Addio Don Gallo, prete tra San Francesco e Mick Jagger

Oltre a quello che ha detto, bisogna ricordare il modo in cui comunicava

Solo lui poteva coniare slogan come questo: «Peccato che Gesù sia un prete. Se fosse un politico avremmo trovato il nostro leader».

Solo lui poteva dire cose come questa: «Io non posso accettare che la gerarchia della Chiesa sia contro le donne e le discrimini: io voglio che che le donne diventino sacerdoti».

Solo lui poteva affrontare una questione complessa come la legalizzazione delle sostanze stupefacenti in questo modo: «Le droghe? Quelle naturali sono pur sempre un prodotto di nostro Signore, quindi non si capisce davvero perché si dovrebbe proibirle». E poi, tanto per non lasciare dubbi in proposito, si era fatto multare nel 2006 a Genova, fumando in pubblica piazza uno spinello. 

Solo lui poteva raccontare che un giorno aveva detto a Monsignor Tettamanzi: «Monsignore, in quella stanza si sono ritirati due ragazzi omosessuali, ma non si metta a giudicare o a guardare dal buco della serratura! La Chiesa è amore, e deve rispettare ogni tipo di amore». (sarebbe ancora più curioso capire cosa aveva risposto Tettamanzi!).

Solo lui poteva dire di Papa Bergoglio: «Oh, ma lo sai che questo papa, quando parla, le azzecca tutte?». 

Don Andrea Gallo era questo e di più. Nel giorno della sua morte il problema, come spesso accade, quando si commemora una personalità complessa, è che le sole parole di Don Gallo, non bastano a raccontare Don Gallo.

Il problema, quando si ricorda un personaggio così, e che la sua umanità era talmente debordante, da travolgere ogni cosa, da spiazzare anche i parametri di giudizio più solidi di chi gli si trovava di fronte. Don Gallo era da anni il più estremo e radicale dei sacerdoti italiani, era carismatico ma dolce, compiaciuto ma mai vanitoso: non era mai diventato un prete estremista o folcloristico, non era mai diventato un fenomeno da baraccone, una curiosità, uno scherzo mediatico.
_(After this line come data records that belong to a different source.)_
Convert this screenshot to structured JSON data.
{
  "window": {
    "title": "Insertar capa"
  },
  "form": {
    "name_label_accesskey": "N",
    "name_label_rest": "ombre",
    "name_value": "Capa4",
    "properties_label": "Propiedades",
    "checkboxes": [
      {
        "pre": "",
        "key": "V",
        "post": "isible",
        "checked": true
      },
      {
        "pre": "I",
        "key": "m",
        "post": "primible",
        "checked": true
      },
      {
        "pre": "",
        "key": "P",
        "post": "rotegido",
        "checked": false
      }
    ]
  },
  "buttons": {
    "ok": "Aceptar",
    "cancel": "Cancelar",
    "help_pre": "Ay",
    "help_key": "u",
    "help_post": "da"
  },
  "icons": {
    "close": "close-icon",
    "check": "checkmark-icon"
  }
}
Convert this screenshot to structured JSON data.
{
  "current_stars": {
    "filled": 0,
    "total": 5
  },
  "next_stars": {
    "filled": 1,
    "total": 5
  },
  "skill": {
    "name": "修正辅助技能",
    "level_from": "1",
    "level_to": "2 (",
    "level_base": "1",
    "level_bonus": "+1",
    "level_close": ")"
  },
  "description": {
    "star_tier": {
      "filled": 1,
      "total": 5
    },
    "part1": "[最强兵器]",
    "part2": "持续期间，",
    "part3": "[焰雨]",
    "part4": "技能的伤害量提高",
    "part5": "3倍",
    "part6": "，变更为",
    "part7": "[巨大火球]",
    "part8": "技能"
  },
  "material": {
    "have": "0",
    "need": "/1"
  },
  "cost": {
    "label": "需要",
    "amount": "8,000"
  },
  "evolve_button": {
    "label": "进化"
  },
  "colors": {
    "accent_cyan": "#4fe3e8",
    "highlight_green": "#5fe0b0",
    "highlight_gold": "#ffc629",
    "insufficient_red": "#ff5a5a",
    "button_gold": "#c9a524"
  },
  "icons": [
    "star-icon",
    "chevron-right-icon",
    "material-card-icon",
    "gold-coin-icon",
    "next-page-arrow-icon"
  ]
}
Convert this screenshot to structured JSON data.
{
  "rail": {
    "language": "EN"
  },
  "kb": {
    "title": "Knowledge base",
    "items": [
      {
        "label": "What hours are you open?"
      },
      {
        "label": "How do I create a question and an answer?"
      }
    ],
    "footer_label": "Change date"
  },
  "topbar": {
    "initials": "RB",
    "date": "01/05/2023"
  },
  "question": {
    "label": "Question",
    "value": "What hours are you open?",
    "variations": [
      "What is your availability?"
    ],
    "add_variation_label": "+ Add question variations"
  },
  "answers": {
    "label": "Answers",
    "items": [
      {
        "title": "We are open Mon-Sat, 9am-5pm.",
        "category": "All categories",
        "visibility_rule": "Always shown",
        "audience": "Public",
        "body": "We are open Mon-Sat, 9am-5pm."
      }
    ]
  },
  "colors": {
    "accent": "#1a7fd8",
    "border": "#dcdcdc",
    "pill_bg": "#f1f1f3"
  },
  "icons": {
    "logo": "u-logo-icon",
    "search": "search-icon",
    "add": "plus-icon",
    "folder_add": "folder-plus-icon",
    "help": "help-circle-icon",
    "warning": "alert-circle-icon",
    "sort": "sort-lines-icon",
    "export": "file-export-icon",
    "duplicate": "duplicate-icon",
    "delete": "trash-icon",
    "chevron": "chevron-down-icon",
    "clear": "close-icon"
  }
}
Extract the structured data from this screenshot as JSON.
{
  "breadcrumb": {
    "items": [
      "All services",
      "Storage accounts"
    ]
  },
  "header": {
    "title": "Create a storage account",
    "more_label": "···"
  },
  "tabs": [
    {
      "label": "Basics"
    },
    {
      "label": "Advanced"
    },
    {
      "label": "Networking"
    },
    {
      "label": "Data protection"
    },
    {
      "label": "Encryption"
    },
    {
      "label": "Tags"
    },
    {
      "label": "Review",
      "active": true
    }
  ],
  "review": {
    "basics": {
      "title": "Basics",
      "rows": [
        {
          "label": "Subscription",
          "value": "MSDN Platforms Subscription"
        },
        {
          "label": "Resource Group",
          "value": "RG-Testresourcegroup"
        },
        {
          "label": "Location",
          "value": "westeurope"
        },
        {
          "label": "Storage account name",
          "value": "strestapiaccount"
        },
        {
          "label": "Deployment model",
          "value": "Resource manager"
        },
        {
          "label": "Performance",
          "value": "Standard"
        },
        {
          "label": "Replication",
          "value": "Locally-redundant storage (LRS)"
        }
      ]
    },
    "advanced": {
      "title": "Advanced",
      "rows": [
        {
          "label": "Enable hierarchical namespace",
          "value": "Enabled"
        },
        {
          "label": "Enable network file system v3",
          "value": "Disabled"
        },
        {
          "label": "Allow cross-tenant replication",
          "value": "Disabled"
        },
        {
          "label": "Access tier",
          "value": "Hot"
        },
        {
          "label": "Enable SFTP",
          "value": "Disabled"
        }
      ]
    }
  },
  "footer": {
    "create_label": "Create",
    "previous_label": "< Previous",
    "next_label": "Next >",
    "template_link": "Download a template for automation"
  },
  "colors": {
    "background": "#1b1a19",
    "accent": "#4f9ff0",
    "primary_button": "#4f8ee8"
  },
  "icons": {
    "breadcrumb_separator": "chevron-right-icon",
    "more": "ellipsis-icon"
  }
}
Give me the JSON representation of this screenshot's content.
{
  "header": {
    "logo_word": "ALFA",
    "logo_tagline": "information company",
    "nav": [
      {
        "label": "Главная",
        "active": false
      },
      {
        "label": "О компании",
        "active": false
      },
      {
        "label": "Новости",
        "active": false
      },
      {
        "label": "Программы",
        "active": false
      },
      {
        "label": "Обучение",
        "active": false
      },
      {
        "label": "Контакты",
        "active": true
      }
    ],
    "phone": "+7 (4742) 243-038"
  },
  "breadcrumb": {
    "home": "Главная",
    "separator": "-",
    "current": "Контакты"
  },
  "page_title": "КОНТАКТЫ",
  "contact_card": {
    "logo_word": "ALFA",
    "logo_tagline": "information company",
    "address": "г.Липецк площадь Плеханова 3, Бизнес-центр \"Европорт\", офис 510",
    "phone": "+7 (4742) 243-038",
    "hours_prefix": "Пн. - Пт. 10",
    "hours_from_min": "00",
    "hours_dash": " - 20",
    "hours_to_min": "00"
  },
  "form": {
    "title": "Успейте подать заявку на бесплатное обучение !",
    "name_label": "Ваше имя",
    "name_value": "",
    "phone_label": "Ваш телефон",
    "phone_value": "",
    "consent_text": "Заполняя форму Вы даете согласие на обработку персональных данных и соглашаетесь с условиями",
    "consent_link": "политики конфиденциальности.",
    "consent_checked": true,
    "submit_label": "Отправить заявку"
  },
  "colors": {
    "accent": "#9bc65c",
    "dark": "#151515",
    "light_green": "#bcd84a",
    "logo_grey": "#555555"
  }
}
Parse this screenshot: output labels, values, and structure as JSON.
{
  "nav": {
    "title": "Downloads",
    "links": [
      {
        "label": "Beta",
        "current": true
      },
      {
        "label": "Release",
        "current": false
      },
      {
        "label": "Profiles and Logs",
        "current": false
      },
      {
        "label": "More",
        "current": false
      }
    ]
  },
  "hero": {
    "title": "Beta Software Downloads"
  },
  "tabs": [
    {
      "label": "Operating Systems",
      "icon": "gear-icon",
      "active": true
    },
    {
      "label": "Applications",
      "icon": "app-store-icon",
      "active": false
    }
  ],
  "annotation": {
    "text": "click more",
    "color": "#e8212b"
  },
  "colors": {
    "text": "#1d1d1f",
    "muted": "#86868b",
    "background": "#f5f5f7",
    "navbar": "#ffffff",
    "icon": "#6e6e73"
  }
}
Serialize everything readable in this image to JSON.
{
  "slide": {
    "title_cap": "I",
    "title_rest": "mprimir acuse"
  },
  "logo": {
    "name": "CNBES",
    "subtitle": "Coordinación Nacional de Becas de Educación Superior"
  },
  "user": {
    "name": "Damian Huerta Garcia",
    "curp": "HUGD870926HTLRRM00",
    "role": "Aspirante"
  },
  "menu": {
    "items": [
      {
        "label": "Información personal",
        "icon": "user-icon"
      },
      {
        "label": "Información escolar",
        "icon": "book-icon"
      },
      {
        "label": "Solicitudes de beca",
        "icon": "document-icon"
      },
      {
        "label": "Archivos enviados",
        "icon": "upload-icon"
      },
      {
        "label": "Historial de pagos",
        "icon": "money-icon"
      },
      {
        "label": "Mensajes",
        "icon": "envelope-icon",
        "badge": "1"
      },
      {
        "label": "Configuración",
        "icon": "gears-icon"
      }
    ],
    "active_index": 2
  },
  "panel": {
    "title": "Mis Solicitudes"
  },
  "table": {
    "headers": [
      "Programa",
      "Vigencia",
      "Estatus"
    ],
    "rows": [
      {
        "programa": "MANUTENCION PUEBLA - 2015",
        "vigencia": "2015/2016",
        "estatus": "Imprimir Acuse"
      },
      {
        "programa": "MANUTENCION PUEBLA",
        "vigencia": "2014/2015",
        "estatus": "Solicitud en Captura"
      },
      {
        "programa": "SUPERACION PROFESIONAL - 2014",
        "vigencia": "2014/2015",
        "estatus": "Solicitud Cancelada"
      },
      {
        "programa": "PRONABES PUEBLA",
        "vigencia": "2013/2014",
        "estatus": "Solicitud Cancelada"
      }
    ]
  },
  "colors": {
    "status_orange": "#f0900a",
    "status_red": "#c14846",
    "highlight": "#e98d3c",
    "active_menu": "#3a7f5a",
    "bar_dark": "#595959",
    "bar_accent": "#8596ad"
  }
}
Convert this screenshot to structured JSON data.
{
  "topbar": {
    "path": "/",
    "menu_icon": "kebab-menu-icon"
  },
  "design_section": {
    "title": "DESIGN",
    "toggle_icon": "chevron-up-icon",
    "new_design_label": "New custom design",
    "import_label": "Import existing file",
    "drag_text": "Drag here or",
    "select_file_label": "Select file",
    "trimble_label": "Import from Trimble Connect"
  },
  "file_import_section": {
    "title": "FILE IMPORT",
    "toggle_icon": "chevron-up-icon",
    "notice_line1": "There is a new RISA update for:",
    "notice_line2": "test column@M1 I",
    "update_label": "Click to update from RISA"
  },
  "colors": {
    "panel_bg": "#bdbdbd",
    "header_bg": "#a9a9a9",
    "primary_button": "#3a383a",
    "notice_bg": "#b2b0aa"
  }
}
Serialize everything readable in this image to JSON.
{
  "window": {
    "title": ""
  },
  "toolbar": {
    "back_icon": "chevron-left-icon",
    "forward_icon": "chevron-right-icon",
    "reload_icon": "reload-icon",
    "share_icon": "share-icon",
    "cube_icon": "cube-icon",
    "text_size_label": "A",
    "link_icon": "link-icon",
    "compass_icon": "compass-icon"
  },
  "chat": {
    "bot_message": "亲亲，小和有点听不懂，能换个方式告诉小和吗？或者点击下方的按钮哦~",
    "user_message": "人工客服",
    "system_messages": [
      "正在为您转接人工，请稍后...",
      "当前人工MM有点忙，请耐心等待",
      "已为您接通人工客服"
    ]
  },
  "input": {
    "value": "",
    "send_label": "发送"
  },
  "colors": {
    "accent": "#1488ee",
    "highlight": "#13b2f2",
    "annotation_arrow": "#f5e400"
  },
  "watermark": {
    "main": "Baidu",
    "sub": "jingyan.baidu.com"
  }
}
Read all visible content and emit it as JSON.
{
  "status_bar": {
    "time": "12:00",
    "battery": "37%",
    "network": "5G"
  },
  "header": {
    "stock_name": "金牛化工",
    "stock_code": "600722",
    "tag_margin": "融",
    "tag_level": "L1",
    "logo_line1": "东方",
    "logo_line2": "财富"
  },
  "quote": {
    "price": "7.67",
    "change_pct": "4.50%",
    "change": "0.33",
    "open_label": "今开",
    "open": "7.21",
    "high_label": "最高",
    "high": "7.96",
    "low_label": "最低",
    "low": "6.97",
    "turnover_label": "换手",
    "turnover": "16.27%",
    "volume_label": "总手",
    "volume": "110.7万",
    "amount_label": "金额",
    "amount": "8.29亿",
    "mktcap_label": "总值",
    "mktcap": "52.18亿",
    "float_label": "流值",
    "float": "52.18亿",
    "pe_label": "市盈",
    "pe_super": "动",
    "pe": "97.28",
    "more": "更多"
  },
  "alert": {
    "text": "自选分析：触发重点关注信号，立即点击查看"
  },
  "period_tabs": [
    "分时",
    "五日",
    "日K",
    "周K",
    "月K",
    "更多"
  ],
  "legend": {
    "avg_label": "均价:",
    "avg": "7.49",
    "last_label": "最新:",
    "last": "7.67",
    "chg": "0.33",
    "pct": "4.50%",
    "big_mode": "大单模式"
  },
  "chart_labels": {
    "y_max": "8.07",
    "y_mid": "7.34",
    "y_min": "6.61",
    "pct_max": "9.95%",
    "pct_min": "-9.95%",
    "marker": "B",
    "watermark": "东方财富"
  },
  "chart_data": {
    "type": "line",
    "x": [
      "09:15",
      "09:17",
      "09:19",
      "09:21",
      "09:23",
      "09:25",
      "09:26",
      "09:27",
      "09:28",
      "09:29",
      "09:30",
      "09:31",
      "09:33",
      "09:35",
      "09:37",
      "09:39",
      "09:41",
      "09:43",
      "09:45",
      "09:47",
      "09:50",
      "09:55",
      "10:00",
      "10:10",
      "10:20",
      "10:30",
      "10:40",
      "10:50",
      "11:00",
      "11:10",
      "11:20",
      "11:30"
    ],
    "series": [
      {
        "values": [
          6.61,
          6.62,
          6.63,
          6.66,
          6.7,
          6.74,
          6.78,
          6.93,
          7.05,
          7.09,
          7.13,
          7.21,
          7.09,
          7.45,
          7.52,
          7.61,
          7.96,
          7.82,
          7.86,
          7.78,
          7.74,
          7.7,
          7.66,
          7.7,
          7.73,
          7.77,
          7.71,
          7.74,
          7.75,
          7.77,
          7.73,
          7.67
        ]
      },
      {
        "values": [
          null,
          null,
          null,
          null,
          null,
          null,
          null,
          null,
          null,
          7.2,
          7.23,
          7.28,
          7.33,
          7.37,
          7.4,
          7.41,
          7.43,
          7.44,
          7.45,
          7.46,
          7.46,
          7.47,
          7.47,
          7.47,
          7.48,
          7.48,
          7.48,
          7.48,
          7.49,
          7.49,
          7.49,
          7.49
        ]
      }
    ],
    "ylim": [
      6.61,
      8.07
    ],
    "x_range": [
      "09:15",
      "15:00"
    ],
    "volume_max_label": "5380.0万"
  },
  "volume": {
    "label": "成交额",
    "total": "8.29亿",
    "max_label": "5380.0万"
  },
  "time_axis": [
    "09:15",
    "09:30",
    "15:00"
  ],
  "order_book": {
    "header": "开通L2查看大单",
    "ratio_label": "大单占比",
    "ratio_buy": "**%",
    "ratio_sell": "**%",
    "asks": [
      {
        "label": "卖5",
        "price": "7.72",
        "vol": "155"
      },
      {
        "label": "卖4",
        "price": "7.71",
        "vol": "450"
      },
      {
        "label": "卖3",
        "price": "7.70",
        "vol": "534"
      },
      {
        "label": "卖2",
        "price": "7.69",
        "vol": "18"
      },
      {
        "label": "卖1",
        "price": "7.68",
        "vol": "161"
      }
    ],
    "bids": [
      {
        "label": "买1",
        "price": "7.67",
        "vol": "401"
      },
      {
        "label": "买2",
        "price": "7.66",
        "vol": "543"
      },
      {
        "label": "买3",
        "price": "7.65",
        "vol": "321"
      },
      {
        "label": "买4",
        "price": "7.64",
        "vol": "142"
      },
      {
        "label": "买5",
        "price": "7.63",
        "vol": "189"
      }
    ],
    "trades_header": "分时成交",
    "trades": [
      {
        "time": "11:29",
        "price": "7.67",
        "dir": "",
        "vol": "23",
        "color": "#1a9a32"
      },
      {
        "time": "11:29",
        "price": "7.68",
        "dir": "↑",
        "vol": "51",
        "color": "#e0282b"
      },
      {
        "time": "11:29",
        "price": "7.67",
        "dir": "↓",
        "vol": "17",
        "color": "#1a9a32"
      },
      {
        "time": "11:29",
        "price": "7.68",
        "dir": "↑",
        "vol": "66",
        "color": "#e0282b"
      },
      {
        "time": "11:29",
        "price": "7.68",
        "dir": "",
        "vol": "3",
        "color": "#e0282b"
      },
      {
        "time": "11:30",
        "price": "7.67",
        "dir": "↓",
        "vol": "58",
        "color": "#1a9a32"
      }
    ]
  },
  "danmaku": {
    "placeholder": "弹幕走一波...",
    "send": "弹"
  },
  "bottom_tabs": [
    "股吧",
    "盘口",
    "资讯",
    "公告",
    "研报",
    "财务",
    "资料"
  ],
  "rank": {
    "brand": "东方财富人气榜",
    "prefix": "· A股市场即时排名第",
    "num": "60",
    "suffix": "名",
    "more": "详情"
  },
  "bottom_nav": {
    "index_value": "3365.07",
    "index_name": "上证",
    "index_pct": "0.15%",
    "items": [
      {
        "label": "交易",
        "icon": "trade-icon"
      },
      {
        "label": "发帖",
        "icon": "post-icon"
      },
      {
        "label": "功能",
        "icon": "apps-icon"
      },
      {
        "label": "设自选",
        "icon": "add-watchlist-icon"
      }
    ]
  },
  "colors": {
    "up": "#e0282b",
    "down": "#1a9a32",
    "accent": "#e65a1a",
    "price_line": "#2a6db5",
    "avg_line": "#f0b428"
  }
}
Don Gallo dissacrava, ma era sempre rimasto con i piedi nel suo Vangelo, non aveva mai abbandonato i ragazzi della sua comunità. Stupiva, certo, ma il suo obiettivo non era mai stupire in modo gratuito, quanto piuttosto testimoniare a modo suo, una sua precisa idea della fede.

Don Gallo, teneva sermoni che si concludevano cantando “Bella ciao” con Gino Paoli, e si spingeva fino a lanciare invettive contro la Chiesa «Perché non diffonde la cultura del preservativo, quella che salva le vite». Ma lo faceva perché gli veniva naturale, non certo per cercare visibilità o dare scandalo. Era rimasto un sacerdote convinto di non allontanarsi mai dalla lettera del suo mandato e del suo voto. Ed infatti lista insieme tutte le sue piccole dissacrazioni non si stancava mai di ripetere: «Sono sacerdote da mezzo secolo, non sono mai stato allontanato o punito!».

Che poi, come sempre nel suo caso, era una mezza verità, perché lui aveva già dato scandalo prima ancora di diventare sacerdote, al punto che, prima di approdare nella parrocchia di San Benedetto del Porto, lo volevano spedire in esilio a Capraia. Eppure, il confine tra eresia e blasfemia, un sentiero che nella Chiesa cattolica ha una importanza cruciale, non lo aveva mai superato. Ecco perché per ricordare Don Gallo, oggi non bastano le parole, nemmeno le sue, perché bisogna anche ricordare come le diceva.

I suoi sermoni, per esempio, sentiti dal vivo, erano sempre diversi da come potevano essere raccontati. I discorsi di Don Gallo erano come la musica rap, erano ritmati, cadenzati, a volte persino ballati: Don Gallo aveva un senso dello spettacolo da concerto rock, usava il corpo, le mani, persino il sigaro, soprattutto il cappello, sempre a falda larga, che nel culmine della sua orazione, diventava un gesto inclusivo per racchiudere al suo interno tutte le miserie e le speranze. Fino a ieri divideva, adesso non si può santificarlo. Basterebbe imparare da lui una sola lezione: qualsiasi cosa abbia detto o fatto don Gallo, era nell segno dell’amore evangelico, in un luogo metafisico e santissimo, a metà strada fra Mick Jagger e San Francesco.